Although the effect of PSA doubling time on progression to metastases or death was not statistically significant, the numerical evidence suggested a trend that supported previous conclusions that a shorter PSA doubling time is a predictor of faster disease progression26,27. Age at PC diagnosis was not shown to have a significant effect on patterns of progression to metastases or death in this study (for those with nmCRPC). Previous literature in this area is limited, although it has been reported that older age (> 80 years vs < 70 years) in patients with nmCRPC may be associated with higher all-cause mortality13.

This retrospective analysis demonstrated that linked datasets allow for the identification of a substantial sample size of patients with nmCRPC based on PSA criteria, which has previously been difficult to establish from database records due to a lack of clinical coding28. The analysis benefited from a long follow-up period, capturing the complete journey of many patients from PC diagnosis to metastasis or death. However, retrospective studies of population-based data can have data quality and availability limitations. For example, very few patients had tumor, node and metastasis (TNM) staging data available due to limited coverage, which prevented disease staging. We were also unable to confirm metastatic/non-metastatic disease for all patients due to the cessation of morphology code recording in PEDW from 2017. Given that treatment for metastatic disease was not approved for most of our study period, GP prescriptions indicating metastatic treatment were also unavailable for patients prior to 2013 and secondary care prescribing data were unavailable. Despite these limitations, the main nmCRPC cohort was considered to have successfully included patients with nmCRPC, given that results from the stringent nmCRPC subset generally aligned with the main cohort.

More general limitations of registry data include duplication of records, which can arise due to the anonymous nature of the data29, or if the same cancer is diagnosed and reported by more than one provider, as is the case if a clinician/patient seeks a second opinion30. Other issues can be the lack of control population, the potential for incomplete follow-up and underestimation of the rate of events due to the absence of rigorous monitoring seen in RCTs29. Registry data does, however, allow for a more accurate representation of real-world practice, giving a truer reflection of the effectiveness of treatments and outcomes outside of the rigorously monitored environments of RCTs, which do not account for any additional factors influencing clinician judgement and decisions. Furthermore, the large sample size can also provide more generalizable evidence in comparison to RCTs29, which tend to have far smaller sample sizes and strict inclusion criteria, which may include specific treatments, or exclude patients with more complex disease or comorbidities.

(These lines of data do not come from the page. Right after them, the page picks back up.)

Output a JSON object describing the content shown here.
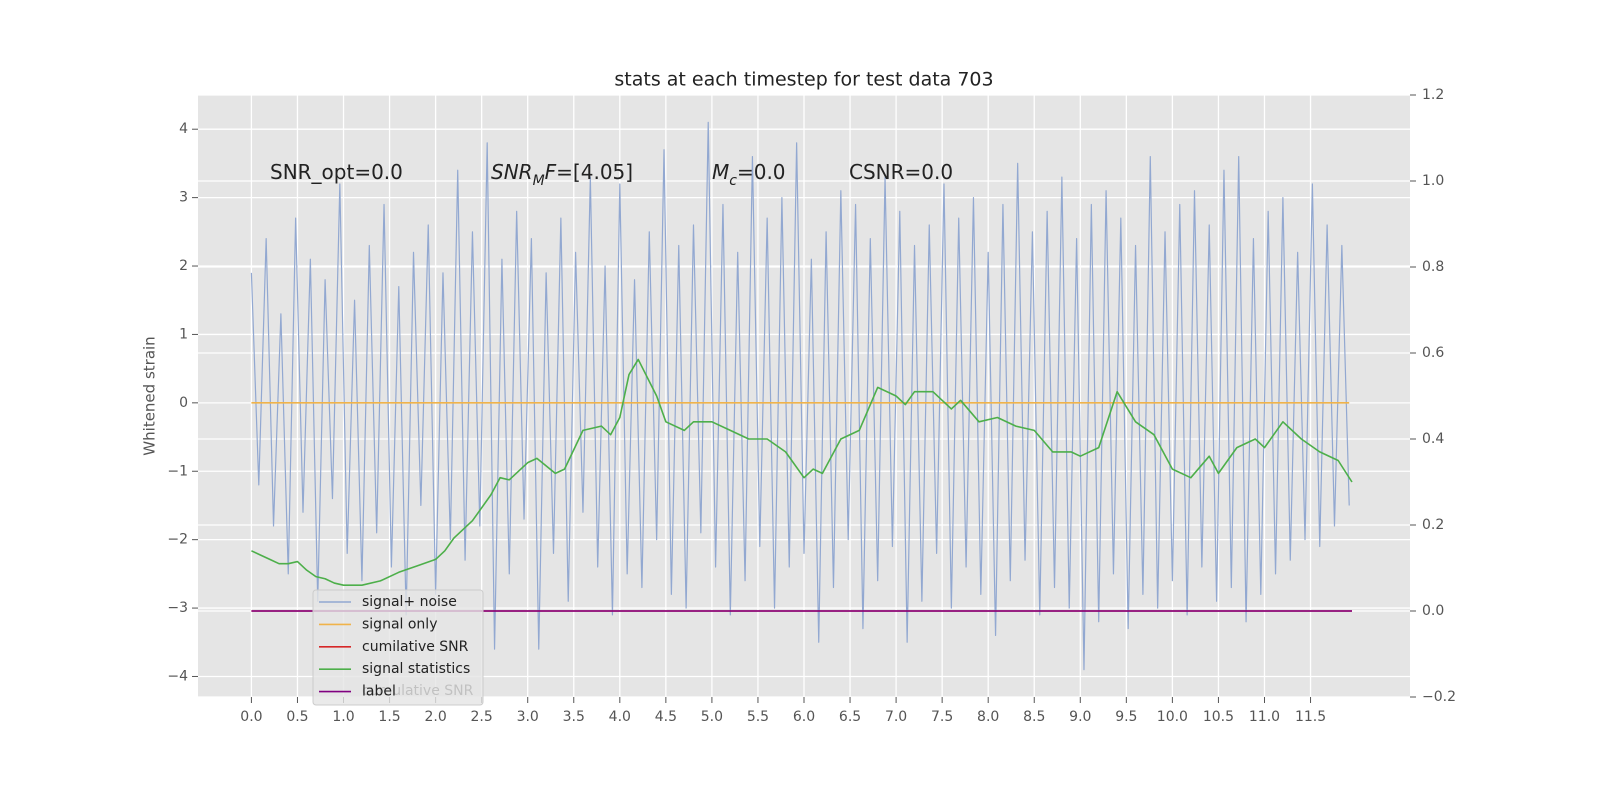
{
  "chart_data": {
    "type": "line",
    "title": "stats at each timestep for test data 703",
    "ylabel": "Whitened strain",
    "xlim": [
      -0.58,
      12.58
    ],
    "ylim": [
      -4.3,
      4.5
    ],
    "y2lim": [
      -0.2,
      1.2
    ],
    "grid": true,
    "legend": "lower left",
    "xticks": [
      {
        "value": 0,
        "label": "0.0"
      },
      0.5,
      {
        "value": 1,
        "label": "1.0"
      },
      1.5,
      {
        "value": 2,
        "label": "2.0"
      },
      2.5,
      {
        "value": 3,
        "label": "3.0"
      },
      3.5,
      {
        "value": 4,
        "label": "4.0"
      },
      4.5,
      {
        "value": 5,
        "label": "5.0"
      },
      5.5,
      {
        "value": 6,
        "label": "6.0"
      },
      6.5,
      {
        "value": 7,
        "label": "7.0"
      },
      7.5,
      {
        "value": 8,
        "label": "8.0"
      },
      8.5,
      {
        "value": 9,
        "label": "9.0"
      },
      9.5,
      {
        "value": 10,
        "label": "10.0"
      },
      10.5,
      {
        "value": 11,
        "label": "11.0"
      },
      11.5
    ],
    "yticks": [
      {
        "value": -4,
        "label": "−4"
      },
      {
        "value": -3,
        "label": "−3"
      },
      {
        "value": -2,
        "label": "−2"
      },
      {
        "value": -1,
        "label": "−1"
      },
      0,
      1,
      2,
      3,
      4
    ],
    "y2ticks": [
      {
        "value": -0.2,
        "label": "−0.2"
      },
      {
        "value": 0,
        "label": "0.0"
      },
      0.2,
      0.4,
      0.6,
      0.8,
      {
        "value": 1,
        "label": "1.0"
      },
      1.2
    ],
    "annotations": [
      {
        "parts": [
          {
            "text": "SNR_opt=0.0"
          }
        ]
      },
      {
        "parts": [
          {
            "text": "SNR",
            "style": "italic"
          },
          {
            "text": "M",
            "style": "sub"
          },
          {
            "text": "F",
            "style": "italic"
          },
          {
            "text": "=[4.05]"
          }
        ]
      },
      {
        "parts": [
          {
            "text": "M",
            "style": "italic"
          },
          {
            "text": "c",
            "style": "sub"
          },
          {
            "text": "=0.0"
          }
        ]
      },
      {
        "parts": [
          {
            "text": "CSNR=0.0"
          }
        ]
      }
    ],
    "secondary_legend": [
      "cumulative SNR"
    ],
    "series": [
      {
        "name": "signal+ noise",
        "color": "#92a8d1",
        "x": [
          0,
          0.08,
          0.16,
          0.24,
          0.32,
          0.4,
          0.48,
          0.56,
          0.64,
          0.72,
          0.8,
          0.88,
          0.96,
          1.04,
          1.12,
          1.2,
          1.28,
          1.36,
          1.44,
          1.52,
          1.6,
          1.68,
          1.76,
          1.84,
          1.92,
          2,
          2.08,
          2.16,
          2.24,
          2.32,
          2.4,
          2.48,
          2.56,
          2.64,
          2.72,
          2.8,
          2.88,
          2.96,
          3.04,
          3.12,
          3.2,
          3.28,
          3.36,
          3.44,
          3.52,
          3.6,
          3.68,
          3.76,
          3.84,
          3.92,
          4,
          4.08,
          4.16,
          4.24,
          4.32,
          4.4,
          4.48,
          4.56,
          4.64,
          4.72,
          4.8,
          4.88,
          4.96,
          5.04,
          5.12,
          5.2,
          5.28,
          5.36,
          5.44,
          5.52,
          5.6,
          5.68,
          5.76,
          5.84,
          5.92,
          6,
          6.08,
          6.16,
          6.24,
          6.32,
          6.4,
          6.48,
          6.56,
          6.64,
          6.72,
          6.8,
          6.88,
          6.96,
          7.04,
          7.12,
          7.2,
          7.28,
          7.36,
          7.44,
          7.52,
          7.6,
          7.68,
          7.76,
          7.84,
          7.92,
          8,
          8.08,
          8.16,
          8.24,
          8.32,
          8.4,
          8.48,
          8.56,
          8.64,
          8.72,
          8.8,
          8.88,
          8.96,
          9.04,
          9.12,
          9.2,
          9.28,
          9.36,
          9.44,
          9.52,
          9.6,
          9.68,
          9.76,
          9.84,
          9.92,
          10,
          10.08,
          10.16,
          10.24,
          10.32,
          10.4,
          10.48,
          10.56,
          10.64,
          10.72,
          10.8,
          10.88,
          10.96,
          11.04,
          11.12,
          11.2,
          11.28,
          11.36,
          11.44,
          11.52,
          11.6,
          11.68,
          11.76,
          11.84,
          11.92
        ],
        "values": [
          1.9,
          -1.2,
          2.4,
          -1.8,
          1.3,
          -2.5,
          2.7,
          -1.6,
          2.1,
          -2.9,
          1.8,
          -1.4,
          3.2,
          -2.2,
          1.5,
          -2.6,
          2.3,
          -1.9,
          2.9,
          -2.4,
          1.7,
          -3.1,
          2.2,
          -1.5,
          2.6,
          -2.8,
          1.9,
          -2.0,
          3.4,
          -2.3,
          2.5,
          -1.8,
          3.8,
          -3.6,
          2.1,
          -2.5,
          2.8,
          -1.7,
          2.4,
          -3.6,
          1.9,
          -2.2,
          2.7,
          -2.9,
          2.2,
          -1.6,
          3.3,
          -2.4,
          2.0,
          -3.1,
          3.2,
          -2.5,
          1.8,
          -2.7,
          2.5,
          -2.0,
          3.7,
          -2.8,
          2.3,
          -3.0,
          2.6,
          -1.9,
          4.1,
          -2.4,
          2.9,
          -3.1,
          2.2,
          -2.6,
          3.6,
          -2.1,
          2.7,
          -3.0,
          3.0,
          -2.4,
          3.8,
          -2.2,
          2.1,
          -3.5,
          2.5,
          -2.7,
          3.1,
          -2.0,
          2.9,
          -3.3,
          2.4,
          -2.6,
          3.3,
          -2.1,
          2.8,
          -3.5,
          2.3,
          -2.9,
          2.6,
          -2.2,
          3.2,
          -3.0,
          2.7,
          -2.4,
          3.0,
          -2.8,
          2.2,
          -3.4,
          2.9,
          -2.6,
          3.5,
          -2.3,
          2.5,
          -3.1,
          2.8,
          -2.7,
          3.3,
          -3.0,
          2.4,
          -3.9,
          2.9,
          -3.2,
          3.1,
          -2.5,
          2.7,
          -3.3,
          2.3,
          -2.8,
          3.6,
          -3.0,
          2.5,
          -2.6,
          2.9,
          -3.1,
          3.1,
          -2.4,
          2.6,
          -2.9,
          3.4,
          -2.7,
          3.6,
          -3.2,
          2.4,
          -2.8,
          2.8,
          -2.5,
          3.0,
          -2.3,
          2.2,
          -2.0,
          3.2,
          -2.1,
          2.6,
          -1.8,
          2.3,
          -1.5
        ]
      },
      {
        "name": "signal only",
        "color": "#f0b34a",
        "x": [
          0,
          11.92
        ],
        "values": [
          0,
          0
        ]
      },
      {
        "name": "cumilative SNR",
        "color": "#d62728",
        "axis": "y2",
        "x": [
          0,
          11.95
        ],
        "values": [
          0,
          0
        ]
      },
      {
        "name": "signal statistics",
        "color": "#4daf4a",
        "axis": "y2",
        "x": [
          0,
          0.1,
          0.2,
          0.3,
          0.4,
          0.5,
          0.6,
          0.7,
          0.8,
          0.9,
          1.0,
          1.2,
          1.4,
          1.6,
          1.8,
          2.0,
          2.1,
          2.2,
          2.4,
          2.6,
          2.7,
          2.8,
          3.0,
          3.1,
          3.3,
          3.4,
          3.6,
          3.8,
          3.9,
          4.0,
          4.1,
          4.2,
          4.4,
          4.5,
          4.7,
          4.8,
          5.0,
          5.2,
          5.4,
          5.6,
          5.8,
          6.0,
          6.1,
          6.2,
          6.4,
          6.6,
          6.8,
          7.0,
          7.1,
          7.2,
          7.4,
          7.6,
          7.7,
          7.9,
          8.1,
          8.3,
          8.5,
          8.7,
          8.9,
          9.0,
          9.2,
          9.4,
          9.6,
          9.8,
          10.0,
          10.2,
          10.4,
          10.5,
          10.7,
          10.9,
          11.0,
          11.2,
          11.4,
          11.6,
          11.8,
          11.95
        ],
        "values": [
          0.14,
          0.13,
          0.12,
          0.11,
          0.11,
          0.115,
          0.095,
          0.08,
          0.075,
          0.065,
          0.06,
          0.06,
          0.07,
          0.09,
          0.105,
          0.12,
          0.14,
          0.17,
          0.21,
          0.27,
          0.31,
          0.305,
          0.345,
          0.355,
          0.32,
          0.33,
          0.42,
          0.43,
          0.41,
          0.45,
          0.55,
          0.585,
          0.5,
          0.44,
          0.42,
          0.44,
          0.44,
          0.42,
          0.4,
          0.4,
          0.37,
          0.31,
          0.33,
          0.32,
          0.4,
          0.42,
          0.52,
          0.5,
          0.48,
          0.51,
          0.51,
          0.47,
          0.49,
          0.44,
          0.45,
          0.43,
          0.42,
          0.37,
          0.37,
          0.36,
          0.38,
          0.51,
          0.44,
          0.41,
          0.33,
          0.31,
          0.36,
          0.32,
          0.38,
          0.4,
          0.38,
          0.44,
          0.4,
          0.37,
          0.35,
          0.3
        ]
      },
      {
        "name": "label",
        "color": "#800080",
        "axis": "y2",
        "x": [
          0,
          11.95
        ],
        "values": [
          0,
          0
        ]
      }
    ]
  }
}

This study is one of the first to evaluate the presence of nmCRPC in a real-world, UK-based setting. Our findings provide data on clinical demographics and outcomes in nmCRPC prior to the introduction of novel treatments such as apalutamide, darolutamide and enzalutamide and hence the potential scope for therapeutic need. Future work is required to assess changes in the clinical management of nmCRPC and the impact of these new treatment options on survival outcomes.